Saturday, December 18, 2010

Cause vs correlation

This morning I was delighted to come across this story about a startling correlation between the number of mobile phone masts in an area and the birth rates. Given the talk about mobile phone signals and health (for which there is no good evidence), even I was tempted into thinking "oooh, mobile phone masts get people horny or more fertile".

But of course, it's actually quite obvious when you consider what data is being analysed. Lots of mobile phone masts in an area just means that lots of people live in that area and lots of people means lots of births. Hence there's a correlation between the number of masts in an area and the number of births.

Looking at the data, a more interesting analysis would be to take the births per thousand people and correlate that with the number of masts per thousand people in each area. My guess is that there might be a much weaker correlation, but it may still show some interesting effects. For example, is the birth rate higher in areas with greater population density in which more phone masts are erected? Is there more NIMBYism against phone masts in prosperous areas with lower housing density?

This housing phenomenon must be an age-old one and mobile phone masts are just a new proxy for it. I recently researched the history of the defunct mining village of Mavis Valley and in the 1901 census data (which, alas, isn't freely available on the web), I found that 49% of the village's population was under 15. At first I thought "wow, compare that with our aging population these days", but then I realised that the percentages for my own street - about 20 three and four bedroom houses built in 1995 - had a very similar percentage of under 15s. Sure enough, when I checked, I found that Mavis Valley had undergone a major expansion in the decade before the census and so young couples had moved into the new houses and started breeding.

A magnet for numerology and pseudo-science (i.e. nonsense) is the sunspot number time series, which I spent three years of my life studying. Your eye and brain might be attracted by the graph in this example:

But look more closely and critically and ask yourself these three questions:

  • How many graphs did the author compare with sunspot number before choosing to blog about this one?
  • A time shift of 3 years was needed to expose the correlation and no data before 1947 is included - is there a reason for these choices other than to improve the correlation?
  • There are 10 distinct unemployment peaks but only 4 of them line up with peaks in sunspot number, the other 6 don't.
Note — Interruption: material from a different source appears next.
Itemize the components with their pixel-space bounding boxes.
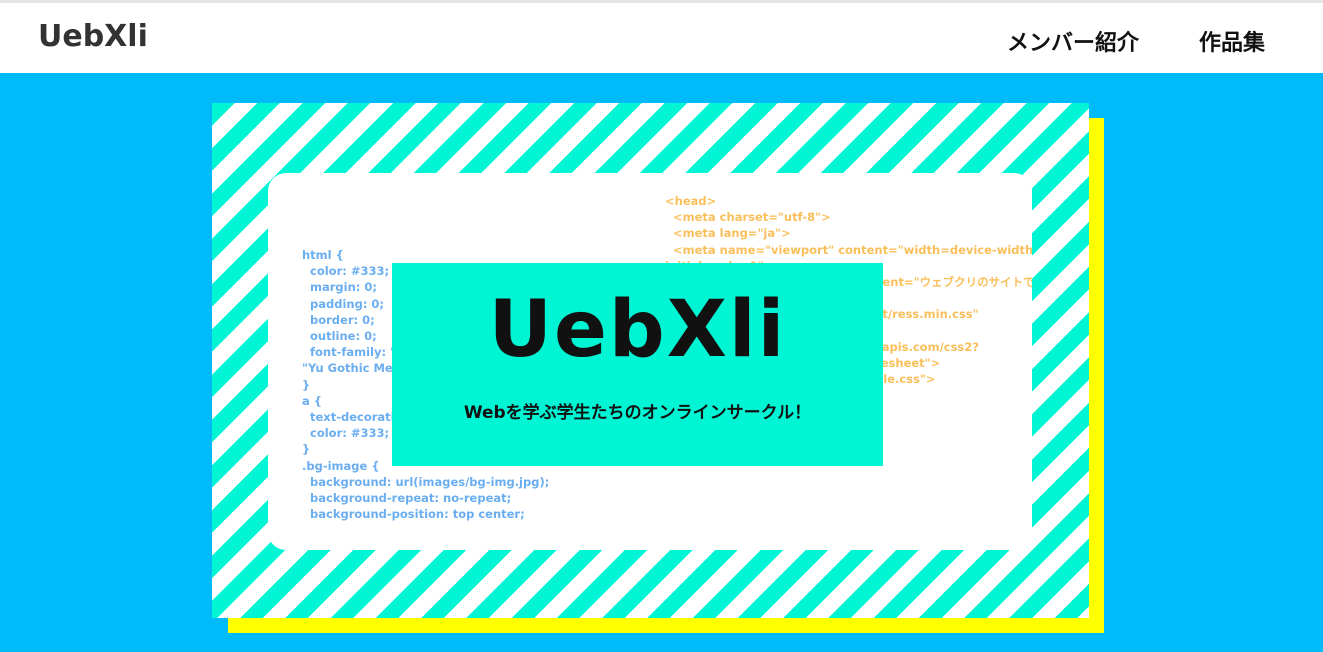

Are you convinced by a sample of 10 data points of which 6 do not agree with hypothesis proposed? 
Knowing how to ask those questions, and to think critically and as objectively as possible, and at the same time be aware of unavoidable subjective choices and influences, are skills that a good scientific training brings. This is the aspect of science that is almost always lost in the media and this is exactly why the article in today's Guardian delighted me.

1 comment:

  1. I edited this after realising how simple-minded the Guardian article's analysis was: the correlation is simply because in a given area, more people means more masts and more people also means more births. It doesn't change the point that's being made actually, in fact it actually makes it stronger!